Texas knows beef. Texas knows barbecue. Shouldn’t be a big surprise to anyone that Texans make awesome barbecue beef. Making BBQ beef short ribs is an outstanding way to use a cut classically reserved for braising.
Brisket gets all the glory and when its great it’s so off the scale wonderful it’s easy to understand why. Brisket is hard to make though – which is why the famous pit masters in Texas are famous. BBQ beef short ribs are much easier to do consistently and while they may not be quite as good as the best brisket I’ve ever had (Franklin’s in Austin if you are wondering), they will likely turn out better than brisket, all other things being equal. Done right, they are moist, juicy, a bit fatty and smoky. Heaven.
I served it up here with a corn, black bean jumble. Corn is in season right now and I love it cut off the cob and just warmed through in a frying pan.
It’s not hard to do but it takes time and patience. And good quality beef. Talk to your butcher. It’s really hard to get great beef from a supermarket.
My butcher fixed me up with slabs of three short ribs. Beef he hangs in the back for 28 days. I cannot get this at a supermarket where I live.
This is another one of those technique posts – a guideline more than a recipe.
For the BBQ beef short ribs
Six meaty beef english style short ribs
3 Tbsp coarse (butcher’s grind) pepper
1 Tbsp salt
1 tsp granulated garlic (optional)
Mix salt, pepper and granulated garlic. This is your dry rub. Sprinkle generously over the beef (you may have some left over).
Prepare your grill or smoker to run at 250-275F. You are smoking for 7-9 hours depending on the size of the ribs and smoker temperature so make sure you are set up to keep going. The ideal wood for Texas BBQ is oak but hickory works here as well. You are going for what’s called probe tender. That’s when you can insert a probe into the meat and not encounter any resistance. More scientifically you are going for an internal temp of somewhere around 195-200F.
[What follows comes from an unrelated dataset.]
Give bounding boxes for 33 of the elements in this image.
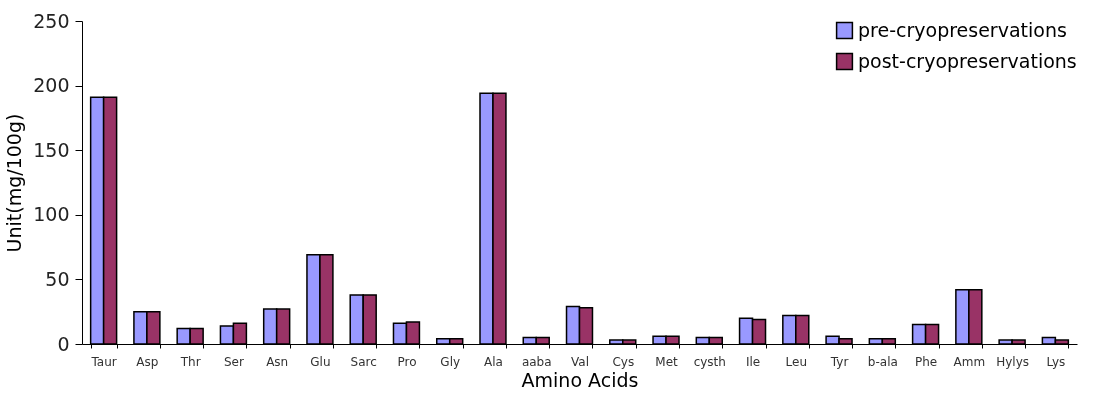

Don’t freak out when you hit the stall
You are going to hit “the stall” along the way. The temperature of the meat will rise steadily until you hit somewhere around 155F-165F. Then it will just stop rising. That’s “the stall”. What’s happening is the meat is starting to sweat. Moisture is evaporating and cooling the meat. Don’t freak out. Don’t blink. Just keep going. It happens to every piece of meat – you just have to wait it out. Remember I said this takes patience.
You can wrap the ribs in butchers paper at this point. Butcher’s paper is a nice compromise between not wrapping – which gives the best crust (or bark) but takes the longest and may dry out a bit at the surface and wrapping with foil which I think screws up the texture because you are effectively steaming the meat. This is BBQ beef short ribs not asian steamed short ribs.
Wrap or not you keep smoking until you hit 195-200F. Alternately, you could pull the meat and put it in a 250F oven to finish it off. If you do this, then definitely wrap in butchers paper.
Once you hit your target temp you will need to let the meat rest until it gets down to 175F. This can take 20-30 minutes. Once they’ve cooled, slice the slabs into individual ribs. Spoon some corn black bean jumble on the centre of a plate and top with one rib. Eat. Enjoy.
- 2 Tbsp olive oil
- 2-3 cobs of corn, stripped of kernels
- 15 oz can of black beans
- 1 large jalapeno
- 2-3 sliced shallots or ½ small chopped white onion
- 2 medium tomatoes, seeded and diced
- A few sprigs of cilantro, minced
- Cajun seasoning of your choice to taste - use it like salt
- Hold the corn upright and cut the kernels off the cob moving from top to bottom with a sturdy knife.
- Heat the oil in a large frying pan. Fry the creole seasoning, onions and jalapeño until soft, then add the corn and black beans and continue cooking over medium heat until just warmed through. Adjust the seasoning to taste. Add the tomatoes and cilantro and mix.